I so very much appreciate
I so very much appreciate all these descriptive, kind hearted comments that I have seen after reading this article. I'm so used to seeing angry, mean spirited, and incredibly mindless and poorly punctuated responses when viewing videos on YouTube about this subject. It's good to know that intelligent people like yourselves DO actually exist.
So thank you!
meat is fine and this author is a zelot
some people cannot even eat grain, it is poison to some
science tells us that we need meat as well as vegs, but definately less meat
we need science and rational thinking not fiction authors telling us what and how to eat
ask chet atkins, country western singer turns diet guru, eat barbecue and you'll cure your diabetes...

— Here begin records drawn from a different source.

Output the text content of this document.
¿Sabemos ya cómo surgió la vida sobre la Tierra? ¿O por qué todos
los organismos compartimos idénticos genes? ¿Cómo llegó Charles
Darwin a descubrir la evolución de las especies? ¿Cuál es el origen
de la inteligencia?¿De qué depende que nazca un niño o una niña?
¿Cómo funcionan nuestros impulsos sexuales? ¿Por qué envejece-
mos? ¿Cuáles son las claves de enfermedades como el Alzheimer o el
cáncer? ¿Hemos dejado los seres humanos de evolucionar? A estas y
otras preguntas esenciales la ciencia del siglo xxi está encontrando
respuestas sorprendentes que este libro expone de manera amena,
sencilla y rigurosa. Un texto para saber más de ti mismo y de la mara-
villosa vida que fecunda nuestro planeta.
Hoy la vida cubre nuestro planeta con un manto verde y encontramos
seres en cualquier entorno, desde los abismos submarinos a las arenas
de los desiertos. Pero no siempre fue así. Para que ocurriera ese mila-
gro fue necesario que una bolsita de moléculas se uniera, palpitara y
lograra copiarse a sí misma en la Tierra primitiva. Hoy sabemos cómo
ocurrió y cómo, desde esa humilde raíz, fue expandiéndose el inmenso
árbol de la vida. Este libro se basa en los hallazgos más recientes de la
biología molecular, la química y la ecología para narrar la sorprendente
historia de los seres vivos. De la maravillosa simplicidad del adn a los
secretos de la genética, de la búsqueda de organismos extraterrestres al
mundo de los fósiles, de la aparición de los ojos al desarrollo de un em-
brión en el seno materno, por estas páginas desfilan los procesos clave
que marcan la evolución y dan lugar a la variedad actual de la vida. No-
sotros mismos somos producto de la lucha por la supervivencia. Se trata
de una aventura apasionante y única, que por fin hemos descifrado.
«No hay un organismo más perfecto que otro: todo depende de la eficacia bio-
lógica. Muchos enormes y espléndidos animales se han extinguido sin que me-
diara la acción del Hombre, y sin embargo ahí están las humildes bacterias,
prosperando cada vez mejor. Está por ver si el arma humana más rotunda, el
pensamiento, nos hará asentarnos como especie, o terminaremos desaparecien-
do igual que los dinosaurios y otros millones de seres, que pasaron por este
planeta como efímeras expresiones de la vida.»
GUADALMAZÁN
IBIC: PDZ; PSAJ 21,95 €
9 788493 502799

...something like that, huh?
On Absolutism...
JSF ends this interview by explaining how absolutism can deter progress. The example he gives is about Environmentalism, saying it's absurd to try and force someone to declare that they "are" or "aren't" an environmentalist.
The difference with the animal issue, however, is that unlike lightbulbs and cars, animals are sentient beings who are capable of feeling and suffering. Therefore, the question is more morally compelling -- akin to being "for" or "against" genocide, for example.
In many cases, absolutism makes absolute sense. I am ALWAYS against child rape, for example. I suspect most people are. Likewise, I am ALWAYS against harming and killing animals when there is no need to do so and especially in our country where alternative, compassionate choices are readily available.
From a Natural Man
I just looked in the mirror and it turns out I have the canine teeth of a carnivore and the close-set eyes of a predator. I'm guessing Mr. Foer does as well. These subtle and not-so subtle inferences that eating meat is somehow evil are wrong on so many levels. If you consider a lion killing and eating a zebra as evil then, I suppose, you can keep that opinion, but you are horribly wrong.
We have programmed into our brain stems to eat meat, that is a fact. Vegetarians are living an aberrant lifestyle, which is fine. They should not, however, be judgmental towards those of us who live the life of a natural human being.
I do realize that we are packing way too many members of our species onto this planet, and all of us might benefit from a less "planet damaging" lifestyle, but that is not the issue that is being discussed here. I am certain, though, that Nature will, at some point in the future, deal with the problem of there being too many Homo Sapiens.